If your family is anything like mine, they will have overdone it on the fish platter and yet somehow managed to eat almost all of it anyway. As for those last few thin slices of salmon, I suggest using them as part of a special Jewish breakfast hash on Sunday morning, when you will no doubt be starving again from having eaten dinner at 6pm the night before.
Invite over some of your Jewish friends, or non-Jewish friends (just don’t expect them to think lox in any way rivals Christmas), or simply hunker down with your immediate family. It may not be lox and bagels, but this smoked salmon hash hits all the same Jewish comfort notes, and for those of you gluten-free Jewesses like me, it may just be the start of many more family and food memories.
From my kitchen, dreaming of lox, to yours,
Phoebe, THE QUARTER-LIFE COOK
Smoked Salmon & Dill Hash with Fried Eggs
Makes 4 servings
2 tablespoons olive oil (plus more for frying the eggs)
2 pounds russet potatoes (about 4 medium), peeled and cut into 1-inch uniform cubes
2 tablespoons lemon juice (from ½ a lemon)
2 tablespoons finely chopped fresh dill
8 ounces smoked salmon
¼ cup crème fraiche (optional)
In a large cast iron skillet, heat the olive oil over medium-high heat.
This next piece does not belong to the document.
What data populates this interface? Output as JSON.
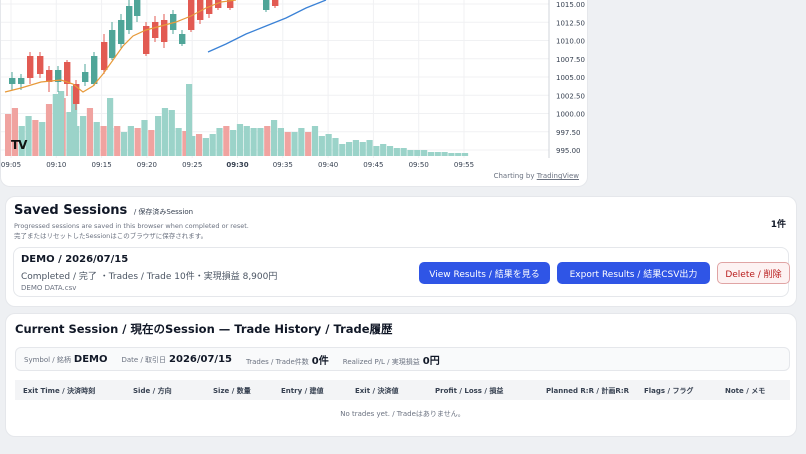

Add the potatoes and cook, stirring occasionally until browned and nearly tender, about 10 minutes. Season with salt and pepper, then turn the heat down to medium-low, and continue to cook until the potatoes are crisp on the outside and tender on the inside, another 10 minutes. (At any point if the potatoes start to burn, turn down the heat slightly). Stir in 1 tablespoon of lemon juice and 1 tablespoon dill and cook for another 2 minutes. Taste for seasoning and add more salt as necessary. Set aside.
In a medium cast iron skillet, heat enough oil to generously coat the bottom of the pan.When oil is sizzling hot, crack the eggs into the 4 quadrants of the pan. Cook, following instructions for frying an olive oil fried egg, until the sides are set. Spoon some of the hot oil over the tops of the eggs to cook the white parts that haven’t set.
Place the fried eggs on top of the dill potatoes, arrange the folded slices of salmon around the pan, dot with tablespoons of creme fraiche (if using). (If your pan isn’t big enough, you can serve the salmon on a separate plate and have your guests help themselves.) Douse the salmon with the remaining lemon and garnish the whole pan with the remaining dill.
Serve family style in the middle of the table and allow guests to help themselves.
Variation: Substitute 1 large zucchini, cubed, for 1-pound potatoes. Add it to the pan when the potatoes are nearly tender and continue to cook until brown. Add 1/2 teaspoon ground cumin and ½ teaspoon ground turmeric with the lemon juice. Substitute cilantro for dill. Omit the crème fraiche. Now you have Moroccan-inspired, Sephardic Jewish Hash.